Your officiant may take this moment to emphasize the significance of the vows you're about to exchange. This may also include a reminder of your duties and roles in marriage.
THE EXCHANGE OF VOWS
Your vows are your promises to each other. You may repeat the familiar "to have and to hold, for better or for worse" vows, or recite ones you've written yourselves. I recommend having your notes written on nice paper, and not on your phones. These will be some of the most emotional photos of the ceremony and your bright orange phone case or your tattered notebook paper is not welcome in these photos.
THE RING EXCHANGE
The ring bearer has been holding the rings in a safe box, so he will come deliver them to you. You put the rings on each other.
As you exchange rings, you might say, "With this ring, I thee wed."
No kissing yet!
THE PRONOUNCEMENT OF MARRIAGE
The officiant makes it official ("I now pronounce you husband and wife").

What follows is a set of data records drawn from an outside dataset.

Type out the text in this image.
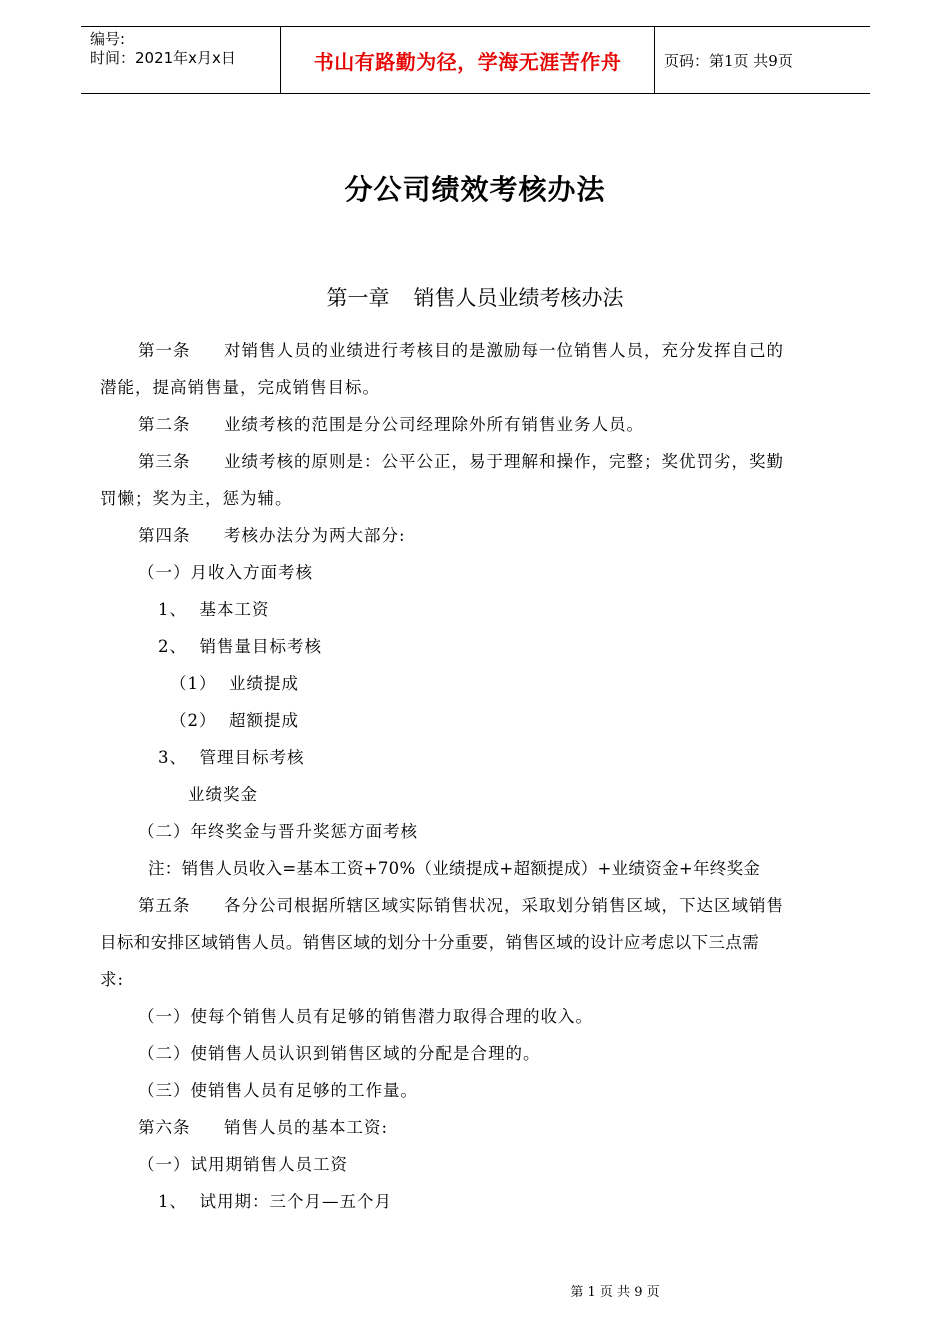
编号:
时间：2021年x月x日	书山有路勤为径，学海无涯苦作舟	页码：第1页 共9页
分公司绩效考核办法
第一章 销售人员业绩考核办法
第一条 对销售人员的业绩进行考核目的是激励每一位销售人员，充分发挥自己的
潜能，提高销售量，完成销售目标。
第二条 业绩考核的范围是分公司经理除外所有销售业务人员。
第三条 业绩考核的原则是：公平公正，易于理解和操作，完整；奖优罚劣，奖勤
罚懒；奖为主，惩为辅。
第四条 考核办法分为两大部分:
（一）月收入方面考核
1、  基本工资
2、  销售量目标考核
（1）  业绩提成
（2）  超额提成
3、  管理目标考核
业绩奖金
（二）年终奖金与晋升奖惩方面考核
注：销售人员收入=基本工资+70%（业绩提成+超额提成）+业绩资金+年终奖金
第五条 各分公司根据所辖区域实际销售状况，采取划分销售区域，下达区域销售
目标和安排区域销售人员。销售区域的划分十分重要，销售区域的设计应考虑以下三点需
求:
（一）使每个销售人员有足够的销售潜力取得合理的收入。
（二）使销售人员认识到销售区域的分配是合理的。
（三）使销售人员有足够的工作量。
第六条 销售人员的基本工资:
（一）试用期销售人员工资
1、  试用期：三个月—五个月
第 1 页 共 9 页
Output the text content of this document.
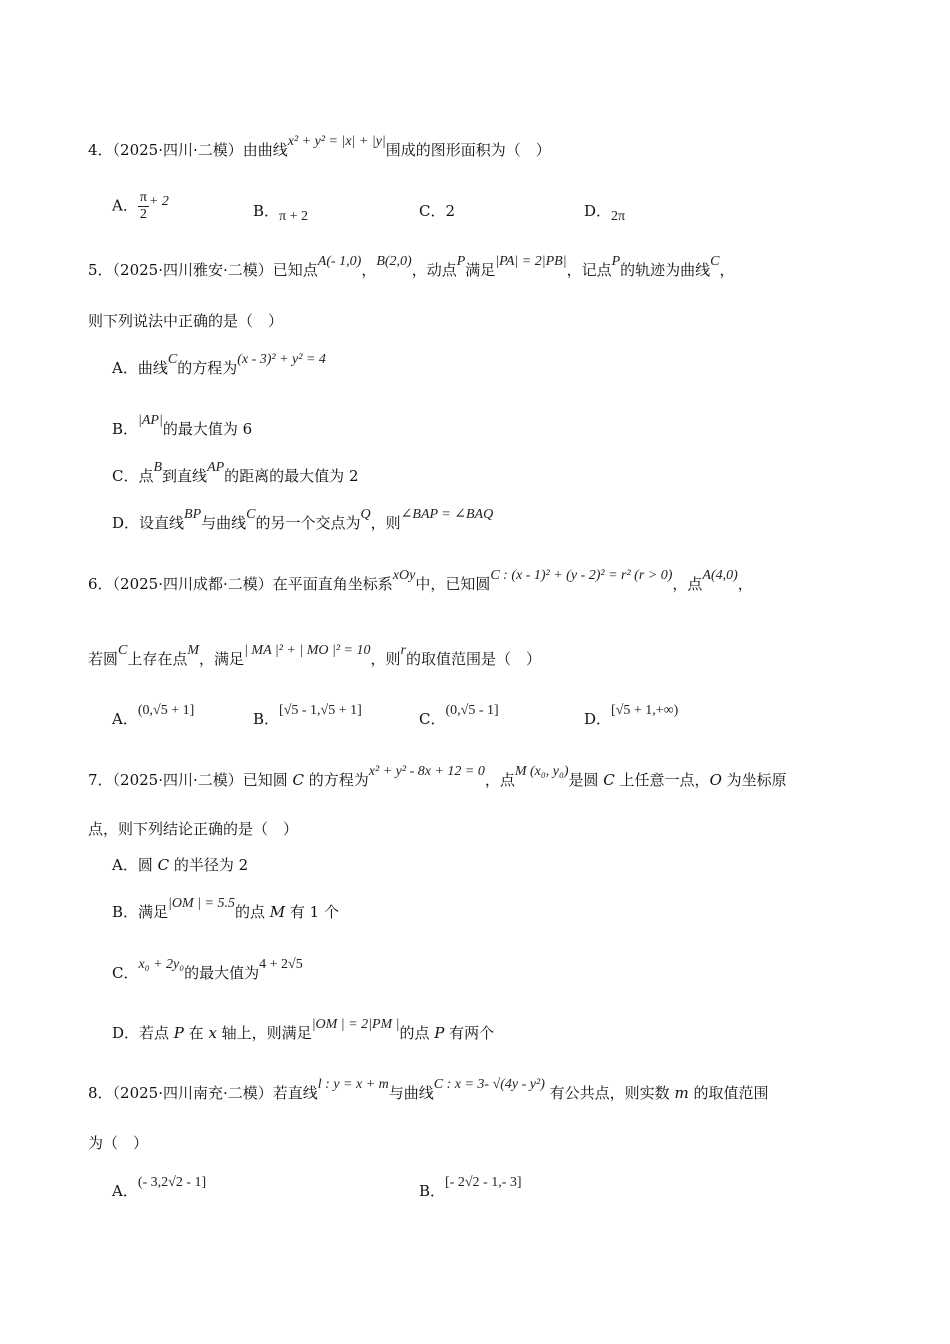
4．（2025·四川·二模）由曲线x² + y² = |x| + |y|围成的图形面积为（　）
A． $\frac{\pi}{2} + 2$
B．π + 2	C．2	D．2π
5．（2025·四川雅安·二模）已知点A(- 1,0)，B(2,0)，动点P满足|PA| = 2|PB|，记点P的轨迹为曲线C，
则下列说法中正确的是（　）
A．曲线C的方程为(x - 3)² + y² = 4
B．|AP|的最大值为 6
C．点B到直线AP的距离的最大值为 2
D．设直线BP与曲线C的另一个交点为Q，则∠BAP = ∠BAQ
6．（2025·四川成都·二模）在平面直角坐标系xOy中，已知圆C : (x - 1)² + (y - 2)² = r² (r > 0)，点A(4,0)，
若圆C上存在点M，满足| MA |² + | MO |² = 10，则r的取值范围是（　）
A．(0,√5 + 1]	B．[√5 - 1,√5 + 1]	C．(0,√5 - 1]	D．[√5 + 1,+∞)
7．（2025·四川·二模）已知圆 C 的方程为x² + y² - 8x + 12 = 0，点M (x₀, y₀)是圆 C 上任意一点，O 为坐标原
点，则下列结论正确的是（　）
A．圆 C 的半径为 2
B．满足|OM | = 5.5的点 M 有 1 个
C．x₀ + 2y₀的最大值为4 + 2√5
D．若点 P 在 x 轴上，则满足|OM | = 2|PM |的点 P 有两个
8．（2025·四川南充·二模）若直线l : y = x + m与曲线C : x = 3- √(4y - y²) 有公共点，则实数 m 的取值范围
为（　）
A．(- 3,2√2 - 1]	B．[- 2√2 - 1,- 3]
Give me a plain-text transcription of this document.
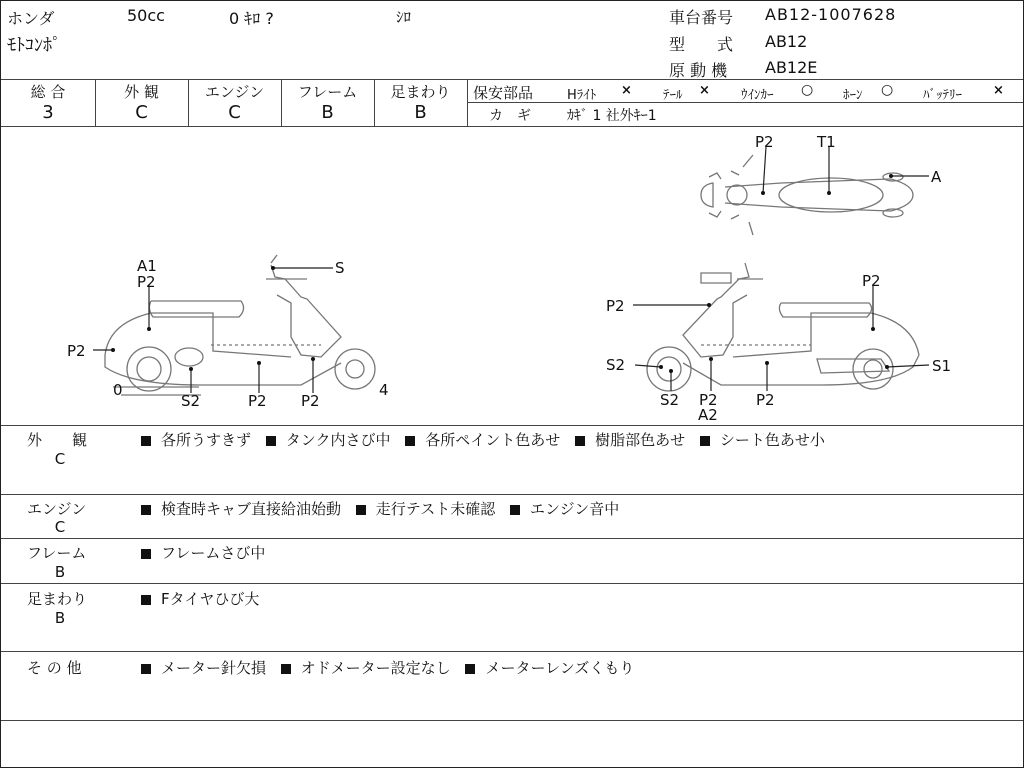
ホンダ	50cc	0 ｷﾛ ?	ｼﾛ
ﾓﾄｺﾝﾎﾟ
車台番号 AB12-1007628
型　　式 AB12
原 動 機 AB12E
総 合
3
外 観
C
エンジン
C
フレーム
B
足まわり
B
保安部品	Hﾗｲﾄ × ﾃｰﾙ × ｳｲﾝｶｰ ○ ﾎｰﾝ ○ ﾊﾞｯﾃﾘｰ ×
カ　ギ	ｶｷﾞ 1 社外ｷｰ1
P2	T1
A
A1
P2
S
P2
0
S2	P2 P2
4
P2
P2
S2	S1
S2 P2
A2
P2
外　　観
C
各所うすきず タンク内さび中 各所ペイント色あせ 樹脂部色あせ シート色あせ小
エンジン
C
検査時キャブ直接給油始動 走行テスト未確認 エンジン音中
フレーム
B
フレームさび中
足まわり
B
Fタイヤひび大
そ の 他	メーター針欠損 オドメーター設定なし メーターレンズくもり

If this is a ring ceremony, and not the actual marriage, the Officiant can say “I now announce Mr. and Mrs. ____!”
And now the moment everyone's been waiting for: your first kiss as a married couple. I encourage you to enjoy that kiss...again, the longer the kiss, the more photos you get!
THE CLOSING REMARKS
Your officiant wraps things up with a few last words and, for a religious wedding, a blessing.
The bride and groom hold hands, and turn to face the audience. The Officiant says something like, “I present to you, Mr. and Mrs. ____!”
People might cheer here!
The final song begins. Wait for a few seconds (remember, there’s no rush!) and then begin to exit. The bride and groom lead the exit.
As the bride and groom exit the guests might toss rose petals, confetti or lavender petals, kind of like the traditional sparkler exit at the end of the reception. Walk with enthusiasm, but slowly!
You can exit to wherever you choose, but just get far enough back that your entire bridal party can exit the area without being crowded in the aisle.
Instruct your bridal party to wait for you to exit the entire aisle before they start exiting too. Otherwise, they will be in the back of the exit photo that is intended to be a “Mr. and Mrs.” moment.
After the bride and groom exit the aisle, the flower girl and ring bearer are next, followed by the Best Man and the Maid of Honor and then the rest of the bridal party. Then the parents exit.
Typically, the family will move right into family photos and the guests will go to the cocktail hour. The first time the guests get to congratulate the bride and groom is at the reception when the bride and groom have their “grand entrance” into the reception and everyone cheers.
Congrats!! You're officially married!